Read a Random Post

Green Arrow #20 (review)

Green Arrow #20
DC Comics, April 2017
Writer: Ben Percey

This cover and the panel from Green Lantern #85 depict one of the most controversial moments in American publisher DC Comics’ history. Here, in a story written by Denny O’Neil, the teen sidekick of superhero Green Arrow is revealed as a heroin user. The story, published in 1971, was very stark. Left to his own devices and bereft of parental guidance, the character, Roy Harper (unfortunately also known as “Speedy”) turns to heroin. In many respects, it is a commentary on the poor parenting skills of the character’s surrogate father, Green Arrow.

In this issue, it becomes apparent that with DC Comics’ latest continuity adjustment, called “Rebirth”, that Green Arrow and Roy Harper (now called “Arsenal”) have an estranged relationship dating back to the characters’ beginnings. Roy Harper as a mid-teen uses drugs, and Green Arrow accordingly turned his back on him. Rolling the clock forward, the two are reunited to fight a paramilitary organisation called the Wild Dogs, with the assistance of another superhero named Black Canary.
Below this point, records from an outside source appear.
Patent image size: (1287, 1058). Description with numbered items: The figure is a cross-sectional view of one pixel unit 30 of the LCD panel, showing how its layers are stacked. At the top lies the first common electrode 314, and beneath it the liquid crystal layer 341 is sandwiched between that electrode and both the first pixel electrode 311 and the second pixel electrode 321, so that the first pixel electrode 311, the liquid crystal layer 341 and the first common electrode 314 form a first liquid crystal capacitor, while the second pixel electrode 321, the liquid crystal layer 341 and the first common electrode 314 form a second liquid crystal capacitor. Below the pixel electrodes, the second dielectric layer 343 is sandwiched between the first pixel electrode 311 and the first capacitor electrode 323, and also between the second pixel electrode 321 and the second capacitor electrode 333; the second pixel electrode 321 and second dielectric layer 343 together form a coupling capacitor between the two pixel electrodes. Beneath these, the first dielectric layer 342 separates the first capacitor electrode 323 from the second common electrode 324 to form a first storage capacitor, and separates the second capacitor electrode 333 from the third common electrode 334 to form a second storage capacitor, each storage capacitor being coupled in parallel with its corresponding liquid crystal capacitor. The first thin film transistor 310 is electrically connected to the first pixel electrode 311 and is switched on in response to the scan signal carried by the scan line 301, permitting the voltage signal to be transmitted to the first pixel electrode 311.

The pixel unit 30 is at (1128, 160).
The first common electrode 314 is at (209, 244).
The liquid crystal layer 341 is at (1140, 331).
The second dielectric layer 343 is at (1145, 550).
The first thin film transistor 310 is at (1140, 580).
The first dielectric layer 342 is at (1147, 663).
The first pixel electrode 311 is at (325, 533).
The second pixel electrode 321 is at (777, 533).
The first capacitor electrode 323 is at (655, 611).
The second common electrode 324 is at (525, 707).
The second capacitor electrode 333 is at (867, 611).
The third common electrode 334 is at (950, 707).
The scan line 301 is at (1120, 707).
The confrontation takes place on a Native American reservation and relates to the construction of an oil pipeline, in a thinly veiled reference to the ongoing controversy around the Standing Rock unrest. Roy Harper’s origin has been tweaked so as to portray the character as trained in archery by Native Americans, rather than Green Arrow. It is a very benign and uncontroversial change.

In a flashback to the initial interactions between Roy Harper and Green Arrow, the two are confronted by the villainous Count Vertigo. This character has also been remade, as an adversary inclined to play psychological games. Gone is the somewhat snooty and aristocratic former persona of Count Vertigo – a shame, given this new version does not seem very different from any other terrorising evildoer in DC Comics’ character portfolio.

The entire story is a routine dance of the characters in their battle against oppression, with the contemporary framework of Standing Rock. It is very far removed from the confronting storytelling of 1971.